In the comment section of a previous post, Barry asked what I meant by “Vault of Secrecy”. That’s what I call the lab where I work. Access is extremely limited even to other members of the company. What this should mean is that you have to have clearance to enter it. What it actually means is that you have to knock.
“Guest workers” do not know how to knock with gusto. Doesn’t matter if they’re Indian, Chinese, or East European. they knock apologetically. I get it that they don’t want to be rude, but I can’t hear them if I’m listening to anything and I have to keep an ear open just to hear it which is much more of an inconvenience then a more hardy knock would be.
One of the downsides to working in the Vault of Secrecy is that they are very particular about what we can bring inside. For instance, I couldn’t bring a laptop to work on the bus because I would have nowhere to put it. Not allowed in the lab and I have no workspace outside of the lab. The same problem exists with my Pocket PC. which is similarly banned.
They essentially ban anything that is capable of storing or producing information. Printers, CD burners, thumb drives, and digital cameras are all prohibited from the lab.
The main exception to the above is cell phones. Technically, cell phones are capable of storing information and most (including mine) can take pictures. I could point out the inconsistency of their policies, but I sort of suspect that their answer to the dilemma would be to disallow my cell phone.
Fortunately, and this is actually relatively unusual for an employer, they at least somewhat compensate for the inconvenience of some of these policies by not implementing some relatively easy cost-saving policies that nearly every other employer I’ve ever worked at has.
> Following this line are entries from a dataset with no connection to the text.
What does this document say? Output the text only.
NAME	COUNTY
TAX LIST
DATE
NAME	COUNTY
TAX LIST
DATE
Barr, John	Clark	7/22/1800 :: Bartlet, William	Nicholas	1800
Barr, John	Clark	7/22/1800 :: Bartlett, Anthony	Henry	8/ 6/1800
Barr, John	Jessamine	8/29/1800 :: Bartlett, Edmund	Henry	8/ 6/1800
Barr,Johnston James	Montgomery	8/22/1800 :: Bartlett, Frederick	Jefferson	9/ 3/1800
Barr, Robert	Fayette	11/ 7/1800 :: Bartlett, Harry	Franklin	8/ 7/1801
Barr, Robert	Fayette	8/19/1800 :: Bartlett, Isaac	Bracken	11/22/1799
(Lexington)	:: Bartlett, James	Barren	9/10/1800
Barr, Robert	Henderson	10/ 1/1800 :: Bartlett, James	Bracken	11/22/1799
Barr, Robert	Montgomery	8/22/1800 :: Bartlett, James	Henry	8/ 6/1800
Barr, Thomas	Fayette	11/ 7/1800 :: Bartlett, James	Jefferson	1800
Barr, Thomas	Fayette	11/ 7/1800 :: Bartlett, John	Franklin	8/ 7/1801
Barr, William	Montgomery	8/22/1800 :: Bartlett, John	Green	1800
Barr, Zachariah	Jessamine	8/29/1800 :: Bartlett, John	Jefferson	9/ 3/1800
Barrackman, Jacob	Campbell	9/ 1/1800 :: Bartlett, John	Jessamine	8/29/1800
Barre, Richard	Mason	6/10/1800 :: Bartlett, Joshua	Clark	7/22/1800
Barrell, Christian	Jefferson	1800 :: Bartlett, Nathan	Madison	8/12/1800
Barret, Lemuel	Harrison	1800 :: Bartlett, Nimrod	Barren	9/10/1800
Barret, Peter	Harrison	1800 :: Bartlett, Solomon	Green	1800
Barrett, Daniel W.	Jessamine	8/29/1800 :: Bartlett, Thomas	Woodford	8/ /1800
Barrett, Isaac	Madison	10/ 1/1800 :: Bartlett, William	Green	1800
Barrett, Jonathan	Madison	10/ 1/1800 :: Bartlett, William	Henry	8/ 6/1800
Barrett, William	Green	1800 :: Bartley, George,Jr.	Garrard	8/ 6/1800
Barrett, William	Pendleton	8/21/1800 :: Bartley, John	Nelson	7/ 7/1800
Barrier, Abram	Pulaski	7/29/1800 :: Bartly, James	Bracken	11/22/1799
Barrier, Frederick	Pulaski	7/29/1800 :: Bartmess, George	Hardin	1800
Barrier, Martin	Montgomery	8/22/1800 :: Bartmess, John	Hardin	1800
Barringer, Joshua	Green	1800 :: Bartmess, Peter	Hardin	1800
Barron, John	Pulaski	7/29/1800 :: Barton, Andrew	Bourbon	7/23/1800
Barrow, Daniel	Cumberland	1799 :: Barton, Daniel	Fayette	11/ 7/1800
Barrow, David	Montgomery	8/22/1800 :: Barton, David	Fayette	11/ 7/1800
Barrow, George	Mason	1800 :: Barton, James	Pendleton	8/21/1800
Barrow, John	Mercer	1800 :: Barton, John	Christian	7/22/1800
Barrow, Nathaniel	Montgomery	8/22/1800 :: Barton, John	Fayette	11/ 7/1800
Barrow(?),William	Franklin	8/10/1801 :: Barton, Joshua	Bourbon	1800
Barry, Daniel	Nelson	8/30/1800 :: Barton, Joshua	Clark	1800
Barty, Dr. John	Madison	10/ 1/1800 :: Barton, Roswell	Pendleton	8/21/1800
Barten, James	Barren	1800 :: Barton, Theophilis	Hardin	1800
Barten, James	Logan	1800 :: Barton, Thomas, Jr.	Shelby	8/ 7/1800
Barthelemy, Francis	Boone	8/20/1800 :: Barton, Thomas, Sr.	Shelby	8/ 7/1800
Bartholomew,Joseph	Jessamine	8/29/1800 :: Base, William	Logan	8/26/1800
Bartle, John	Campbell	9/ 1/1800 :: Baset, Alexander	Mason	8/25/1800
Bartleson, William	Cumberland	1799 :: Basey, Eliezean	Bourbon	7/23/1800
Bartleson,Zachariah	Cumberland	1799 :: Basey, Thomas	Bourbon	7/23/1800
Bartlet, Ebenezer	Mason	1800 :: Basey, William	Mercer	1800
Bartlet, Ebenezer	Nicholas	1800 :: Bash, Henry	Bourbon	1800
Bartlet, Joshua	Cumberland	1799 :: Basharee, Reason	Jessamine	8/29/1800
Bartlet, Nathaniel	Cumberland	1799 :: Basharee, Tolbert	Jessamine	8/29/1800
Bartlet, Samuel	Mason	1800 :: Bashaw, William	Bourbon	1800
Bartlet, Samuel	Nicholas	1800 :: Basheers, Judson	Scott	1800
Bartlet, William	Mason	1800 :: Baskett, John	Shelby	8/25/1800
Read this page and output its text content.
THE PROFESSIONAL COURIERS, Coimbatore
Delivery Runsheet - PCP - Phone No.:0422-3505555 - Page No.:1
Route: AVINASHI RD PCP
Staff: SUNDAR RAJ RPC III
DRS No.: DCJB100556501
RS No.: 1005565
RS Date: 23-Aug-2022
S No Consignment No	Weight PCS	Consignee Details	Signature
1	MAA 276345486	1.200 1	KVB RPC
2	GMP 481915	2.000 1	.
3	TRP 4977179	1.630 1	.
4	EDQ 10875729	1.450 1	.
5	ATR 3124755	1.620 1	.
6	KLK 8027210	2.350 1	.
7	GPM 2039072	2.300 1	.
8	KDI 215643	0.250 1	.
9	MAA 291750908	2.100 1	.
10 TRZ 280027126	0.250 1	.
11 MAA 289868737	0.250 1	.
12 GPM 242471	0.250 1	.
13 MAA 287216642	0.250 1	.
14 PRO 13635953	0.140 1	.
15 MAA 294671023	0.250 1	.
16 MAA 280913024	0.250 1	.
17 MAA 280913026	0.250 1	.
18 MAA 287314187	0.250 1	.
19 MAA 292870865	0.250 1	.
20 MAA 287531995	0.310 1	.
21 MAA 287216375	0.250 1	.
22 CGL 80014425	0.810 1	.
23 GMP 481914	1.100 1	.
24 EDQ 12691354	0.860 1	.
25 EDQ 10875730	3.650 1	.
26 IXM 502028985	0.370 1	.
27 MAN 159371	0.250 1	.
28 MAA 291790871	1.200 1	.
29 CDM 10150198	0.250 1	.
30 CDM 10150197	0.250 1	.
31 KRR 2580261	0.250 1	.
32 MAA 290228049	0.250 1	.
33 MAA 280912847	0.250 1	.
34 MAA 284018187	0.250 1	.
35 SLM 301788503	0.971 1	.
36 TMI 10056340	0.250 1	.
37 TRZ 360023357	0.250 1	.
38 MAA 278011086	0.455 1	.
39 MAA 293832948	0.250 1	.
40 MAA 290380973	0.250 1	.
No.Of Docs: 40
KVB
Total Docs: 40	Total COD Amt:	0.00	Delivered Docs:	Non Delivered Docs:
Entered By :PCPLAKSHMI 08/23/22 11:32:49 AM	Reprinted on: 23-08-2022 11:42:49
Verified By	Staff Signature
Namely, since we can’t bring in music from home, they let us listen to streaming audio.
Unfortunately, they don’t compensate as well in other areas. Because we can’t bring any in from home and there is a bureaucratic process for procurement that makes you justify even small expenditures. Between eight of us, we have exactly one thumb drive that we pass around and keep track of as if it were the Holy Grail. The drive is a 256MB PNY jump drive. You can get a 1GB on Newegg for $5.49.
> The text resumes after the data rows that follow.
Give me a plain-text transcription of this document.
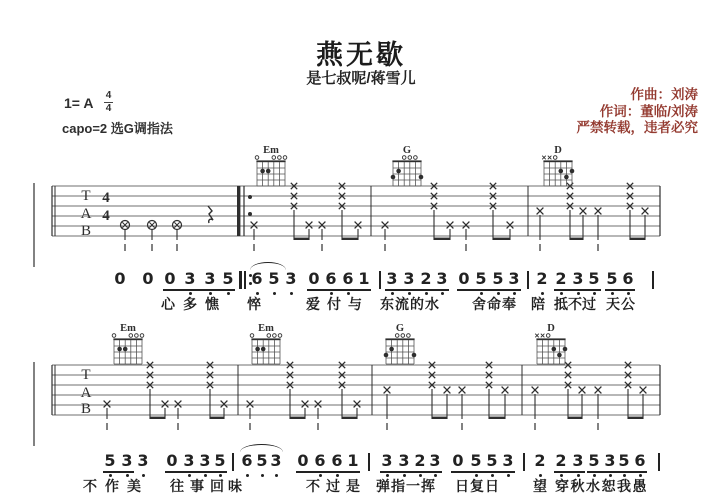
燕无歇
是七叔呢/蒋雪儿
1= A 4
4
capo=2 选G调指法
作曲：刘涛
作词：董临/刘涛
严禁转载，违者必究
T
A
B
4
4
T
A
B
Em	G	D
Em	Em	G	D
0 0 0 3 3 5 6 5 3 0 6 6 1 3 3 2 3 0 5 5 3 2 2 3 5 5 6
心多憔 悴	爱付与 东流的水 舍命奉 陪 抵不过 天公
5 3 3 0 3 3 5 6 5 3 0 6 6 1 3 3 2 3 0 5 5 3 2 2 3 5 3 5 6
不作美 往事回
味	不过是 弹指一挥 日复日 望 穿秋水恕我愚
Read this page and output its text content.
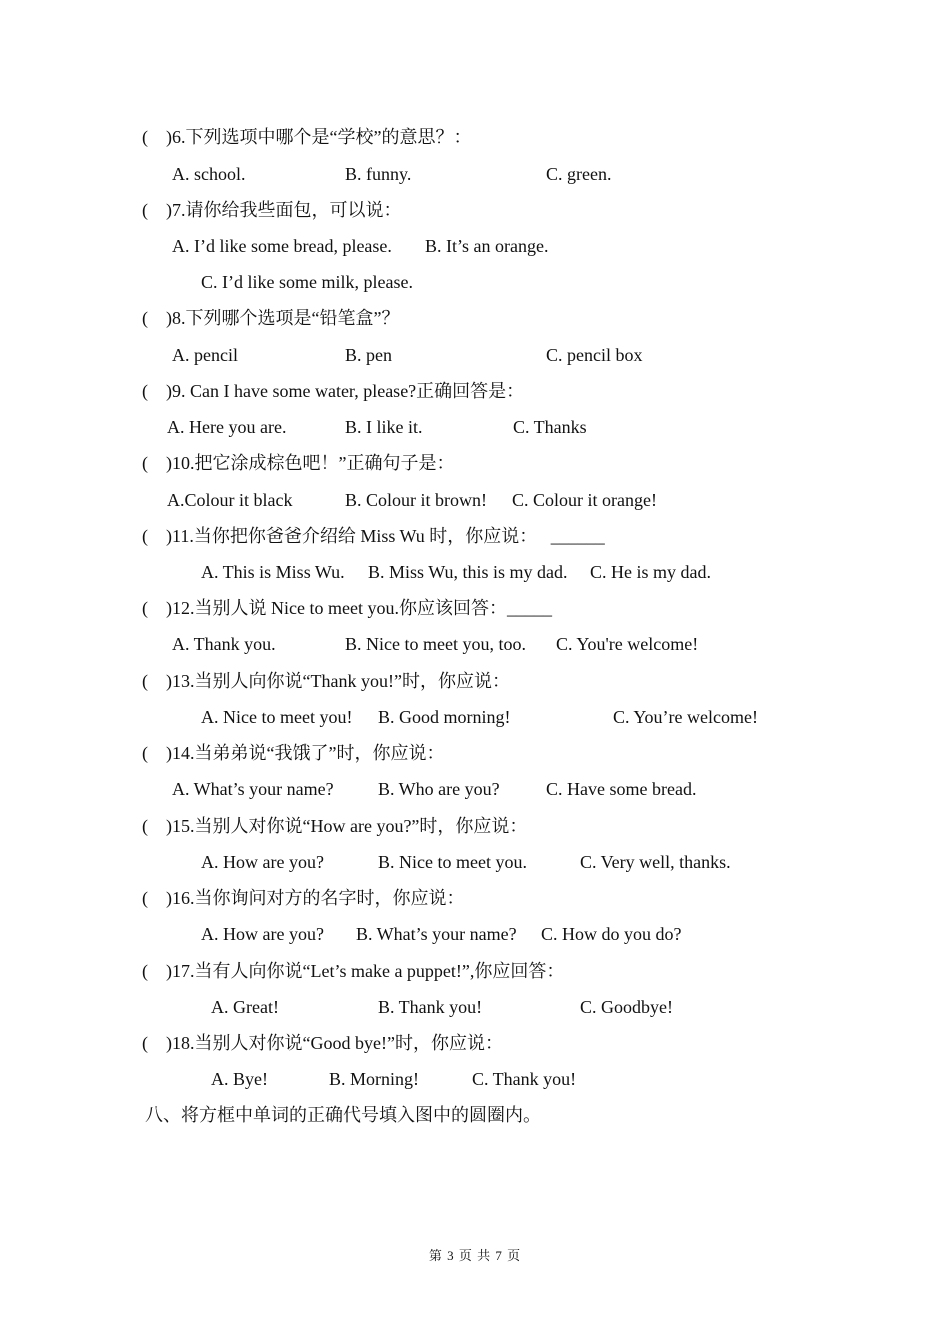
(    )6.下列选项中哪个是“学校”的意思？：
A. school.	B. funny.	C. green.
(    )7.请你给我些面包，可以说：
A. I’d like some bread, please. B. It’s an orange.
C. I’d like some milk, please.
(    )8.下列哪个选项是“铅笔盒”？
A. pencil	B. pen	C. pencil box
(    )9. Can I have some water, please?正确回答是：
A. Here you are.	B. I like it.	C. Thanks
(    )10.把它涂成棕色吧！”正确句子是：
A.Colour it black	B. Colour it brown! C. Colour it orange!
(    )11.当你把你爸爸介绍给 Miss Wu 时，你应说：   ______
A. This is Miss Wu. B. Miss Wu, this is my dad. C. He is my dad.
(    )12.当别人说 Nice to meet you.你应该回答：_____
A. Thank you.	B. Nice to meet you, too. C. You're welcome!
(    )13.当别人向你说“Thank you!”时，你应说：
A. Nice to meet you! B. Good morning!	C. You’re welcome!
(    )14.当弟弟说“我饿了”时，你应说：
A. What’s your name? B. Who are you?	C. Have some bread.
(    )15.当别人对你说“How are you?”时，你应说：
A. How are you?	B. Nice to meet you.	C. Very well, thanks.
(    )16.当你询问对方的名字时，你应说：
A. How are you? B. What’s your name? C. How do you do?
(    )17.当有人向你说“Let’s make a puppet!”,你应回答：
A. Great!	B. Thank you!	C. Goodbye!
(    )18.当别人对你说“Good bye!”时，你应说：
A. Bye!	B. Morning!	C. Thank you!
八、将方框中单词的正确代号填入图中的圆圈内。
第 3 页 共 7 页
The main reason given for the policy is that they’re worried that we take information. I’m not saying that their concern is misplaced because we obviouisly deal with some pretty sensitive stuff. But their policies aren’t particularly effective. I could pretty easily get the sensitive material outside the lab and the building if that was what I wanted to do.
It’s rather difficult to come up with policies that in the end don’t simply rely in large part on the good faith of employees. This represents a potential problem for Mindstorm since so many of the employees are temps shuffling in and out of employment on The Turnstile of contract work.